Kedamame, l'homme venu du chaos, t. 4, de Yukio Tamai

TAMAI Yukio, Kedamame, l’homme venu du chaos, t. 4, [Kedamame ケダマメ], traduction depuis le japonais [par] Thomas Lameth, Grenoble, Glénat, coll. Seinen manga, [2014] 2018, 192 p.

Kedamame, l’homme venu du chaos, suite et fin, puisque nous savions d’emblée que ce quatrième tome serait le dernier. Et il est au moins aussi surprenant que ses trois prédécesseurs : en effet, sur ce format relativement bref, Tamai Yukio a maintes fois eu l’occasion de démontrer qu’il savait jouer avec les attentes du lecteur, visant aussi bien, selon les circonstances et l’effet recherché, à les satisfaire ou bien au contraire à les déjouer. La mécanique du twist et celle du cliffhanger, régulièrement, me laissent un peu partagé, quand l’impression d’artifice est trop grande – au point parfois de l’agacement ; mais, dans le cas de Kedamame, je dois dire que je me suis montré assez client, parce que j’ai souvent été vraiment surpris : Tamai Yukio s’est montré assez malin à cet égard tout au long de son récit, par ailleurs très dense.

 

Ce qui nous amène cependant tout naturellement à nous poser cette question : quatre tomes, était-ce bien l’idéal, pour pareille histoire ? Le gros twist du tome 3 m’avait déjà amené à me poser cette question qui, à vrai dire, était lancinante, en bruit de fond, dès le premier – je me demandais si, dans le cas de cette BD, il n’y avait pas eu comme une tentative de prolonger un récit initial plus ou moins one-shot en une série, tentative qui, pour une raison ou une autre, n’aurait pas pris.
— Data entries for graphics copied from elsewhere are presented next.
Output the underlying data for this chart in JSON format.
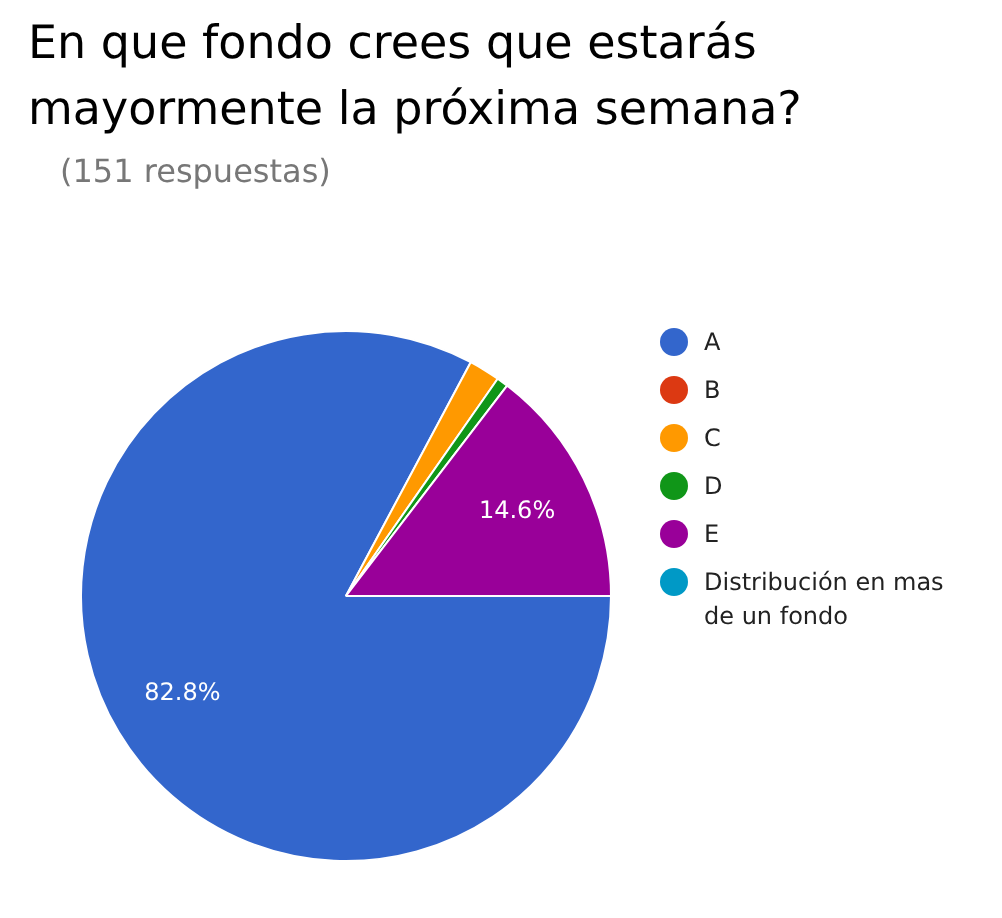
{
  "chart_data": {
    "type": "pie",
    "title": "En que fondo crees que estarás mayormente la próxima semana?",
    "subtitle": "(151 respuestas)",
    "categories": [
      "A",
      "B",
      "C",
      "D",
      "E",
      "Distribución en mas de un fondo"
    ],
    "values": [
      82.8,
      0,
      1.9,
      0.7,
      14.6,
      0
    ],
    "colors": [
      "#3366cc",
      "#dc3912",
      "#ff9900",
      "#109618",
      "#990099",
      "#0099c6"
    ],
    "value_labels": [
      "82.8%",
      null,
      null,
      null,
      "14.6%",
      null
    ],
    "legend": "right"
  }
}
Et ce questionnement demeure, arrivé au bout de ce quatrième et dernier tome… En même temps, il n’a pas forcément lieu d’être – il serait peut-être même particulièrement malvenu, à vrai dire, dans la mesure où il ne ferait guère de cas de ce que l’auteur voulait raconter aussi bien que de comment il s’y prenait…

 

Quoi qu’il en soit, ce tome 4 n’est pas avare de retournements et de surprises, comme ses prédécesseurs. Aussi, au cas où, et même si je vais essayer de demeurer un peu « abstrait », disons, ne pas raconter à proprement parler l’histoire, mettons quand même la traditionnelle balise SPOILERS

 

C’est que ce tome 4 rompt une fois de plus la structure temporelle de la série, mais d’une manière particulièrement extrême – vous me direz (encore une fois) : c’est une histoire de voyage dans le temps. Et vous aurez raison. Pourtant, l’impact de cette méthode sur la narration est d’un tout autre registre. Si l’essentiel des trois premiers tomes se passait à l’époque de Kamakura, malgré un intermède dans le futur, avec cependant une rupture brutale à la fin du tome 3 qui nous propulsait d’un seul coup en 1931, ce quatrième volume multiplie les époques, au fil de séquences assez brèves : nous concluons l’arc des années 1930, après quoi nous passons en 1945, puis en 2011 (très, très brièvement), puis en 2089 (un futur sobre, au passage, sans rien du côté apocalyptique et démesuré du « pays de l’Andemain ») – le « cycle troisième » de la série associant les épisodes de 2011 et 2089.

 

La multiplication des époques en bout de course produit l’impression d’une spirale folle, comme annonciatrice d’une certaine manière du chaos dont est issu Kedama ? On serait tenté de le lire ainsi si l’on s’en tenait au sentiment de précipitation, pouvant donner l’impression que Kedamame aurait durer plus longtemps, et ne l’a pas fait pour quelque raison que ce soit. Et… oui, c’est là que je tends à penser que ce serait une erreur, en fin de compte : cette spirale n’est au fond pas chaotique, et, même en jouant le jeu du voyage temporel, elle ne produit en fait pas de ces situations plus ou moins paradoxales où les époques s’enchâssent. Cependant, elle joue bien de l’idée de cycle (pertinente au regard du découpage de la série en trois arcs majeurs ainsi dénommés), et, là où le thème aurait pu laisser supposer que l’accent serait mis sur une narration non linéaire, l’effet final a pourtant quelque chose de linéaire, ou éventuellement (?) de circulaire – avec peut-être des considérations mystiques à la clef ; mais nous progressons bien, de Kamakura à 2089, dans une certaine continuité qui n’est interrompue que par le bref retour dans le futur chaotique, dans le tome 2.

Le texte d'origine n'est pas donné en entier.